The picture below, of this time period, shows the extent and geographic spread of these people's committees in the South, and challenges the idea that people in Korea were not ready to govern themselves.



What else do people know about people's committees?
Another link (from US Library of Congress sources, no less) on people's committees.

Wednesday, June 18, 2008

SILENCE: thoughts on the Japanese colonial legacy

Koreans executed during Japanese colonial period (marked with bullet practice signs)

That Koreans are a post-colonial (or even neo-colonized) people hardly seems to come up in the celebratory spin of the country as an economic powerhouse.
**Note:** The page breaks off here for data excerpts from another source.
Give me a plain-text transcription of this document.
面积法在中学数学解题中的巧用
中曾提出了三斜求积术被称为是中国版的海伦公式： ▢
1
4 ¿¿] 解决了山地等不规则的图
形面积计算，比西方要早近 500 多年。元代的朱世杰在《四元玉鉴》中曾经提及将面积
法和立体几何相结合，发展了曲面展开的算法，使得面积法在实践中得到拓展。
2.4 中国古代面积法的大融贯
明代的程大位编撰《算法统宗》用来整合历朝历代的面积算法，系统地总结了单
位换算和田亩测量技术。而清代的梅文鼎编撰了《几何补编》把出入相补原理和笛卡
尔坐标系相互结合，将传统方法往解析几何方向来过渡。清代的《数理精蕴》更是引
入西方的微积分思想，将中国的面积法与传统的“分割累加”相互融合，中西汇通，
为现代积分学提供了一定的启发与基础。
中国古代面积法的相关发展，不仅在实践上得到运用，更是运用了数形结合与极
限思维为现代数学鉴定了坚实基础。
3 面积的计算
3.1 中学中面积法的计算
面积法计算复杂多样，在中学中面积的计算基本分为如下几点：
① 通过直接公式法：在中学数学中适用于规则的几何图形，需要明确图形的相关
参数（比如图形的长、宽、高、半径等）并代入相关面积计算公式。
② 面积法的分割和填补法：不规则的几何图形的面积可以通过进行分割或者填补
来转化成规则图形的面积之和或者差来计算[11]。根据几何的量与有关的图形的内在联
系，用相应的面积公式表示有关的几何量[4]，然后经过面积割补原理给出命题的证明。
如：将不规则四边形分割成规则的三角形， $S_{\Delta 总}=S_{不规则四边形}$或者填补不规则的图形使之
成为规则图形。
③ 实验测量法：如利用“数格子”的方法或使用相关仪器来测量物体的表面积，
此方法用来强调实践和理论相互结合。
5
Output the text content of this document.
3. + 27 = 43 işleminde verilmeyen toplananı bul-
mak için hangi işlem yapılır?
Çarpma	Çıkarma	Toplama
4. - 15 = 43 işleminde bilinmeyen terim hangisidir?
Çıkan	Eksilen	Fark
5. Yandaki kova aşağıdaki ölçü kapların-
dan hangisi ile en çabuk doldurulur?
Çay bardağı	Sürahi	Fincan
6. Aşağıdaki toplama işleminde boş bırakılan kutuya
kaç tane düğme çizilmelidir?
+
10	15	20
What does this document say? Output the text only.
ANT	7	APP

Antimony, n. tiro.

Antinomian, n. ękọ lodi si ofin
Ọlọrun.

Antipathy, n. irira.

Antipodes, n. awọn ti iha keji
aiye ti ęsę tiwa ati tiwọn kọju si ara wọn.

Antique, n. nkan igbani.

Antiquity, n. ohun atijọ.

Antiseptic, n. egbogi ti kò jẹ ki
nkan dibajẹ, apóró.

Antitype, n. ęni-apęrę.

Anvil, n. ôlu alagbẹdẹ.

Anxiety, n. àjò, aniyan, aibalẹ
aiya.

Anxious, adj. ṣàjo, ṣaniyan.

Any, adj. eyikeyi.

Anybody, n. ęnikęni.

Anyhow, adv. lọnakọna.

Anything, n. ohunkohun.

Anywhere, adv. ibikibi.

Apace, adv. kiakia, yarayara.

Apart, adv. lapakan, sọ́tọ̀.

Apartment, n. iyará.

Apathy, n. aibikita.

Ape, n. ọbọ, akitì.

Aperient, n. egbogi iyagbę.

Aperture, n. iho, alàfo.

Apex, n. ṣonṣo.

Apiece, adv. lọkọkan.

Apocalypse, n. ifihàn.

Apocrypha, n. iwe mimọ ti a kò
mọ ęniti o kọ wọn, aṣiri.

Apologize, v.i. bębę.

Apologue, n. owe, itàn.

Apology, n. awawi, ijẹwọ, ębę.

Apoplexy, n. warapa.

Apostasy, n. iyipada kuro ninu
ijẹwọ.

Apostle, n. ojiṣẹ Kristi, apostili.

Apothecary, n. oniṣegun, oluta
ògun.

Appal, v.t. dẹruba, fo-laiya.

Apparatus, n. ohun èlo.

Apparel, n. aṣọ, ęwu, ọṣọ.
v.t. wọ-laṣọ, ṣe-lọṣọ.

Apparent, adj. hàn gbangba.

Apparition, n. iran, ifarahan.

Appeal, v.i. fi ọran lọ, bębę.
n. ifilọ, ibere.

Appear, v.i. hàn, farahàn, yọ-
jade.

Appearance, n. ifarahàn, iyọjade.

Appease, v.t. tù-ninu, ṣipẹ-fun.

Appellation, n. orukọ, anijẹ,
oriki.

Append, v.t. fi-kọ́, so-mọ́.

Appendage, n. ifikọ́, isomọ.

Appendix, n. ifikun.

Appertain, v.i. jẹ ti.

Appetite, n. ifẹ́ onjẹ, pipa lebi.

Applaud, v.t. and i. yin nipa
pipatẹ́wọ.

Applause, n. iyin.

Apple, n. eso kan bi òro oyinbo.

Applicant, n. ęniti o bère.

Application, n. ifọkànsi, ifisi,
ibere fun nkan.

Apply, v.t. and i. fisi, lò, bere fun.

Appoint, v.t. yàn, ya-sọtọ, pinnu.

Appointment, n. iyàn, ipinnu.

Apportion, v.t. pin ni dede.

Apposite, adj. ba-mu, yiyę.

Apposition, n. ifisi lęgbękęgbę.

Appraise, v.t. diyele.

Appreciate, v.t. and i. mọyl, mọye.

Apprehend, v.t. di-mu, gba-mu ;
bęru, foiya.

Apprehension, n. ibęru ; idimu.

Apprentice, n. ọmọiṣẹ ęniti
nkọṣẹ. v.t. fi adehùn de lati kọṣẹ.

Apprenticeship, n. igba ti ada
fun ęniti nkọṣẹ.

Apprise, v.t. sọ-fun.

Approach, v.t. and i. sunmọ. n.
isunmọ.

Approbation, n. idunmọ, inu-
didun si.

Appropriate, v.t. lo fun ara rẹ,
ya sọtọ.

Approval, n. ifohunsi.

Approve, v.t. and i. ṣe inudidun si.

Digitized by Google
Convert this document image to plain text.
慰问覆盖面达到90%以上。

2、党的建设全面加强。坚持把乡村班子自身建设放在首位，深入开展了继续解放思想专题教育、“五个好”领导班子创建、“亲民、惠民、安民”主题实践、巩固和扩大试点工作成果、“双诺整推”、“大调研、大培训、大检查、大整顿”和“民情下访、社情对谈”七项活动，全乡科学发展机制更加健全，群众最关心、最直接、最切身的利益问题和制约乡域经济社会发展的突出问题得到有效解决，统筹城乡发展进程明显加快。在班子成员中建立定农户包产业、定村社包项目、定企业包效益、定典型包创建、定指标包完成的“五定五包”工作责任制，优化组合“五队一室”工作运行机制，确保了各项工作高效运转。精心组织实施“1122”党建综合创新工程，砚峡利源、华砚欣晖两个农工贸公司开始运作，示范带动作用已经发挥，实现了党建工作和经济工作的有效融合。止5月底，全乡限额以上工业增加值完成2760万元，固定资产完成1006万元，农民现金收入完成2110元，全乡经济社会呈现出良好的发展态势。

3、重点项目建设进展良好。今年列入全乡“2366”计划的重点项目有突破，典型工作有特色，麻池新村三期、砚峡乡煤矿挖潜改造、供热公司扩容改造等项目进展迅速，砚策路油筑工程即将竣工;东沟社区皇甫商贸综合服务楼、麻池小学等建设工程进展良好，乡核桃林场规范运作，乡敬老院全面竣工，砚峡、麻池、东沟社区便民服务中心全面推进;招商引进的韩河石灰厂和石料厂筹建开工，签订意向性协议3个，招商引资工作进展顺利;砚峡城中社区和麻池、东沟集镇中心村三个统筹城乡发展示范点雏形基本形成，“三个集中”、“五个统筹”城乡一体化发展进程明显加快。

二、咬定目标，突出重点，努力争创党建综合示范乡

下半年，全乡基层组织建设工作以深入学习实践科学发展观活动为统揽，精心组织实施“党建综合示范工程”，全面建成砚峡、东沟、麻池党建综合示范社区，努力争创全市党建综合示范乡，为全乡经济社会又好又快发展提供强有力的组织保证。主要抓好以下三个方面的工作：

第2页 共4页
That Japanese colonialism didn't simply 'end' in 1945 is rarely questioned.

What we keep returning to in our New York discussions is the deep-rooted impact of Japanese colonial occupation on not just the material realities of the time, the obvious exploitation of both Korean resources and labor, but also how the legacy is also psychic, relational, generational in terms of the way it fragmented and displaced and divided people from each other- which was then aped and magnified by the US military government when it occupied the south in 1945.

Who is the "I" of colonial Korea? What is the spectrum of complicity and resistance among Koreans living in this period? How do we address the fact that the social, economic, and political infrastructure of modern south Korea has been built on the foundation of those Koreans who benefited the most from collaborating with colonial Japan, who are still in power today?

And for all the witnesses and survivors speaking out decades later (such as those 할머니 who are still living among the 100,000-200,000 Korean comfort women), how hard was it to break the silence in the authoritarian, patriarchal nationalism of south Korea?

And so someone mentioned that what we are doing, what is still necessary, is excavating. Instead of History, we are unearthing histories - of everything that could not be spoken, that was taboo, that was buried, muffled, silenced, stored in secret all these years.

What do these histories mean to us now? How do they live on in the present for you?

Tuesday, June 17, 2008

New York's 학습 meeting schedule

Here is the schedule for New York KEEPers' study sessions for this year's program. The KEEP reader also follows this flow. We meet from 6:30-9:30 pm.

June 12- Introduction to KEEP
June 16- Legacies of Japanese colonialism and Independence movements
June 17- Post-Liberation (Division, US military government), Korean War and Syngman Rhee dictatorship
June 23- Park Chunghee dictatorship and economic development
June 24- Kwangju uprising and a turn toward democracy
June 30- Neoliberalism in South Korea (Trade, globalization, labor policies)
July 1-(subject to change)- 6.15.00 Summit and the unification movement

Generally, we are beginning each session by practicing our introductions in Korean, and we end each session by translating and singing some movement songs.

Our recipe: 1 facilitator. 1 Guitar. Food to share. Videos and pictures. 2 small children running around. Many voices. Shake, stir.